The skill inspects dataset statistics, label distributions, missingness, duplicates, outliers, and representation gaps to produce prioritized quality metrics and a remediation plan. It provides concrete cleaning steps (deduplication, imputation, label repair, normalization), augmentation strategies for text/image/tabular data, and workflows for validating and versioning changes. Advanced techniques include similarity-based deduplication, confident learning for label noise, active learning for efficient labeling, and data-slice analysis for subgroup issues.
How do I decide between removing and merging duplicates?
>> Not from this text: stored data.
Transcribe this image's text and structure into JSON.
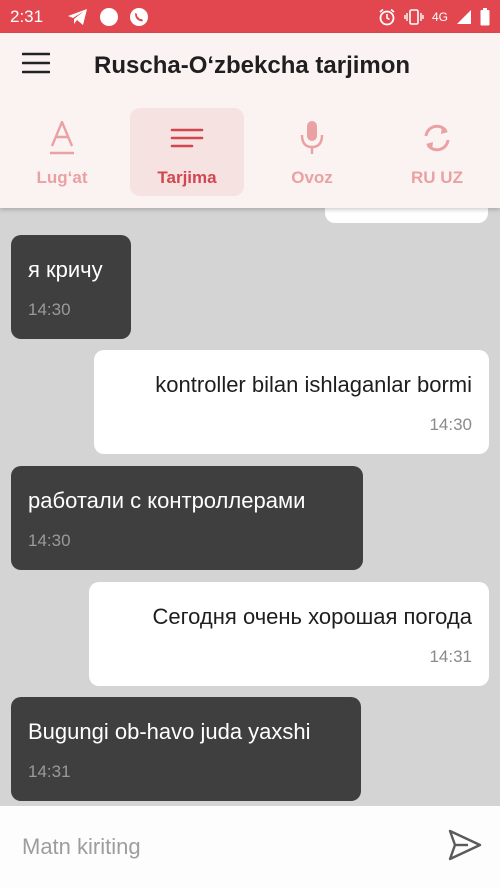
{
  "status_bar": {
    "time": "2:31",
    "network": "4G",
    "icons": [
      "telegram-icon",
      "circle-notification-icon",
      "whatsapp-icon",
      "alarm-icon",
      "vibrate-icon",
      "signal-icon",
      "battery-icon"
    ]
  },
  "app_bar": {
    "title": "Ruscha-O‘zbekcha tarjimon",
    "menu_icon": "hamburger-menu-icon"
  },
  "tabs": [
    {
      "label": "Lug‘at",
      "icon": "text-a-icon",
      "active": false
    },
    {
      "label": "Tarjima",
      "icon": "lines-icon",
      "active": true
    },
    {
      "label": "Ovoz",
      "icon": "microphone-icon",
      "active": false
    },
    {
      "label": "RU UZ",
      "icon": "swap-icon",
      "active": false
    }
  ],
  "messages": [
    {
      "direction": "in",
      "text": "я кричу",
      "time": "14:30"
    },
    {
      "direction": "out",
      "text": "kontroller bilan ishlaganlar bormi",
      "time": "14:30"
    },
    {
      "direction": "in",
      "text": "работали с контроллерами",
      "time": "14:30"
    },
    {
      "direction": "out",
      "text": "Сегодня очень хорошая погода",
      "time": "14:31"
    },
    {
      "direction": "in",
      "text": "Bugungi ob-havo juda yaxshi",
      "time": "14:31"
    }
  ],
  "input": {
    "placeholder": "Matn kiriting",
    "value": "",
    "send_icon": "send-icon"
  },
  "colors": {
    "accent": "#e2474f",
    "tab_active_bg": "#f6e2e0",
    "tab_inactive": "#eaa1a3",
    "incoming_bubble": "#3f3f3f",
    "outgoing_bubble": "#ffffff",
    "chat_bg": "#d4d4d4"
  }
}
Decide based on task needs: drop exact duplicates to avoid overweighting, merge or keep variants when they represent valid diversity; prefer keeping the most informative or recent record.
Will aggressive cleaning always improve my model?
Not always. Test cleaning steps by training on original vs cleaned data to ensure changes improve validation performance and do not remove valuable variation.